I wake up on the cold stone floor of my art studio. I’m lying on my side, shivery and hungry, and still in the clothes I was wearing last night. For one blissful moment I forget that he was here in my house, that he’d grabbed me by the waist and tried to assault me. But then, just like that, it all comes back to me with startling clarity. And I wonder to myself how many other women he violated back then? How many children he tormented.
How many more since?
What happened? And how the hell did he get in? Clearly, he was lying about a friend of mine giving him the code to the spare key box because only family members have it. I suppose, if he’s been watching me it’s possible he figured out a way to get inside. He may be a scumbag, but he’s a clever scumbag. After all, he’s managed to pull the wool over everyone’s eyes until now.
I slowly raise myself up, feeling groggy and a little unsteady on my feet, almost like I’ve been drugged. I glance to my right, and that’s when I see him. Lying spreadeagled on the floor. My heart pounds. I automatically look around for the knife I brought down from the kitchen, thinking maybe I killed him in self-defence, but it’s still lying on the workbench in the exact same place I found it, plus I see no sign of blood.
Is he actually dead or has he passed out? Slowly, I stand up, go over to the workbench and grab the knife, just in case. Nausea grips me like barbed wire around my insides and it’s a struggle not to vomit as I creep over to where he’s lying to take a closer look. There’s definitely no blood. But he’s lying so still he must be dead. I bend down on my knees, lean over and put my ear to his chest. Hear nothing. See no sign of it moving. No indication that his ugly heart is beating inside it. He is dead, that much is clear. But how? A heart attack perhaps? Did we struggle, and in that struggle, he went into cardiac arrest? It’s all such a blur. The last thing I remember is him grabbing me by my waist.
But it’s then, as I look up to my right, in the direction of the door, that I see something pinned to it. A piece of paper that wasn’t there last night. Gingerly, my heart beating so fast I almost can’t breathe, I get up and go over to the door. Read the note.
You’re welcome. He won’t hurt you any more. You’re free. Report this, and you will go to prison and Charles will be ruined. I’ll see to that. Keep it a secret, hide the evidence, and you’ll never hear from me again. Your choice. I hope you choose wisely.

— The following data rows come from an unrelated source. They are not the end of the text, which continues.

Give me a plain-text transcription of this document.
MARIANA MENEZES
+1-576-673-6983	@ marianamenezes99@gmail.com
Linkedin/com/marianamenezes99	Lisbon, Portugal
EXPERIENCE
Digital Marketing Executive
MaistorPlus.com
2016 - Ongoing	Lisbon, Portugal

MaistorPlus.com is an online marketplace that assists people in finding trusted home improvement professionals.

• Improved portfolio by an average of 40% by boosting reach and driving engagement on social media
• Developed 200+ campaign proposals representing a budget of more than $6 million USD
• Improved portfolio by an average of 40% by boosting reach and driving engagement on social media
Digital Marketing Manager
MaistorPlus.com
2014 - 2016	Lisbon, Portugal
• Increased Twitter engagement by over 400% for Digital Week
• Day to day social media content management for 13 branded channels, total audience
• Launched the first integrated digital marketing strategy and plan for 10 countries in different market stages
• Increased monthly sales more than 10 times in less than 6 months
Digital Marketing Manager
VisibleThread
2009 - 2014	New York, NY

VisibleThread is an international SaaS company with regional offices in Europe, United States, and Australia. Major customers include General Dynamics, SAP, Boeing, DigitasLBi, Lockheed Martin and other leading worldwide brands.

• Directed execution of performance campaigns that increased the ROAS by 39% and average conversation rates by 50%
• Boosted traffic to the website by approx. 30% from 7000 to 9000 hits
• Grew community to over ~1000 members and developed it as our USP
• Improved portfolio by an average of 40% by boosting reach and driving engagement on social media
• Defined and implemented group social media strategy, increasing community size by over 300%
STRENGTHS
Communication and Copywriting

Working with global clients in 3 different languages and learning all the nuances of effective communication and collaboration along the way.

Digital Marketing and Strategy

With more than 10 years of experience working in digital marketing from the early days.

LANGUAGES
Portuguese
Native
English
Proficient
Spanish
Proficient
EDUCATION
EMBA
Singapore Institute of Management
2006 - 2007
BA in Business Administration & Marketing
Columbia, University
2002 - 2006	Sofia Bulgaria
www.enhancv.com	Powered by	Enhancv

Fear pulses through me as I realise what this means. That the man I hated with every inch of my being didn’t have a heart attack, but was murdered. But how, and by whom? Someone else he abused? A victim’s loved one seeking revenge? Perhaps they followed him here, hell-bent on revenge? I’ve not been upstairs yet. They may have smashed a window for all I know. I never switched on the alarm. Or perhaps it’s someone from my past who knows what I suffered at his hands? Could it have been the same person who gave him the code to the key box? Did they drug me? Is that why I feel so woozy?
I won’t lie. I’m glad the bastard is dead. I’m not sorry one bit about that. But it doesn’t change the fact that his corpse is lying in my studio and I need to think quickly. I can’t go to the police, tell them what happened, that much is clear from the note. There’s also every chance they won’t believe me and will think I killed him. Neither can I risk Charles’s good name being dragged through the mud by allowing the truth to come out. I know it’s a risk, that someone may have seen him enter the premises last night, Stella at number 6, for example. But even if she was watching, like I know she often does because she has nothing better to do than spy on her neighbours, I have to hope she was plastered as usual. No one will believe her fantasy stories then.
I frantically look around the room, my mind working overtime, desperately trying to think of a way out of this. I mean, it’s a dead body, it’s going to stink to high heaven before long, so what the fuck am I going to do? But that’s when, as blind panic shoots through me, I spy my drying cabinet in the far-left corner, where I store and protect my ceramic pieces during the drying period. Yes, yes, that’s it, I’ll hide him in there. With the high humidity it’s my best option to mask the smell. I’ll cover the cabinet with a weighted blanket, and pray for a miracle. Pray that the heat will shrivel his body to bones before long.
I’m too nervous about trying to get the body out of the house. I’d have to bury it in the woods or throw it out to sea, but what if I’m caught in the act? Or the police find it – they’re bound to conduct a widespread search – and discover traces of my DNA despite me taking precautions. Or worse, I’m spotted on CCTV. No, it’s safest keeping the evidence in my studio. Charles never comes in here without asking me, he knows it’s my sanctuary.
This is the safest place. No one will ever know the man who made my life a misery lies within these four walls.
I will tell no one. My secret will be safe. And, with any luck, I’ll never hear from Jason Stevens’s killer again.